Gogol’un Eserleri ve Hayatı



Nikolay Vasilyeviç Gogol, 1809’da Ukrayna’nın Mirgorod bölgesinde doğdu. Gençlik yıllarını babasının taşradaki çiftliğinde geçirdi. Gogol’un babası da yazardı. Ukrayna kukla tiyatrosu için kaleme aldığı eserler Ukraynaca olduğundan Ukraynalı yazarlar sınıfına dahil edilmişti.

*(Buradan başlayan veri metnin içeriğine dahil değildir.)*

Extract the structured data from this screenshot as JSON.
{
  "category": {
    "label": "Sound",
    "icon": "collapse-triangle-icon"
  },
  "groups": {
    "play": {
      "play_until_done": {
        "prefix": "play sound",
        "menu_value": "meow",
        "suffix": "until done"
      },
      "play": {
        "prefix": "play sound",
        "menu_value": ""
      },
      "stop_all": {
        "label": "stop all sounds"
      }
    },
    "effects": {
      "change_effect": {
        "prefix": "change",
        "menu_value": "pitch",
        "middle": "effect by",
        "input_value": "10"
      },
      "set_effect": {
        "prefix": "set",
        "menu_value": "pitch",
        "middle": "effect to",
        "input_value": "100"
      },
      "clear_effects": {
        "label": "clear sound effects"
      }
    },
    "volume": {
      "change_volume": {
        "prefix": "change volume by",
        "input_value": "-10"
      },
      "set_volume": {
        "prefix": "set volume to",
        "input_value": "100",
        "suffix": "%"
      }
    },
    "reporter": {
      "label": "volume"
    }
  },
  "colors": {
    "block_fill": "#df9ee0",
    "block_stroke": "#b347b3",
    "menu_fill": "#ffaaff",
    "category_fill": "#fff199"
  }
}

Gogol yazmaya lise yıllarında öğrenci tiyatrosu için oyunlar kaleme alarak başladı ve bu oyunların bazılarında oyunculuk da yaptı. Ancak orada pek saygı görmedi ve kendisine gizemli bücür diyen okul arkadaşlarıyla pek ilişki kuramadı. Annesine yazdığı 1 Mart 1828 tarihli mektubunda şöyle diyor: “Evde inatçı, burada ezik olarak görülüyorum… Bazı çevrelerde çok sessiz, ağırbaşlı, kibarım, bazılarında asık suratlı, dalgın, kaba saba… Bazıları için zekiyim, diğerleri içinse aptal.”

gogol

1828 yılında tam zamanlı yazar olmak niyetiyle St. Petersburg’a taşınan Gogol, bir anlatı şiiri olan ve kendi parasıyla bastırdığı ilk eseri eleştirmenler tarafından alaya alınınca, tüm kopyaları yok etti ve bir daha şiir yazmamaya karar verdi. 1829’da Rusya’ya geri döndüğünde ilk önce aktör olarak iş aradı, ama sonra devlet dairesinde memurluğa başlamak zorunda kaldı.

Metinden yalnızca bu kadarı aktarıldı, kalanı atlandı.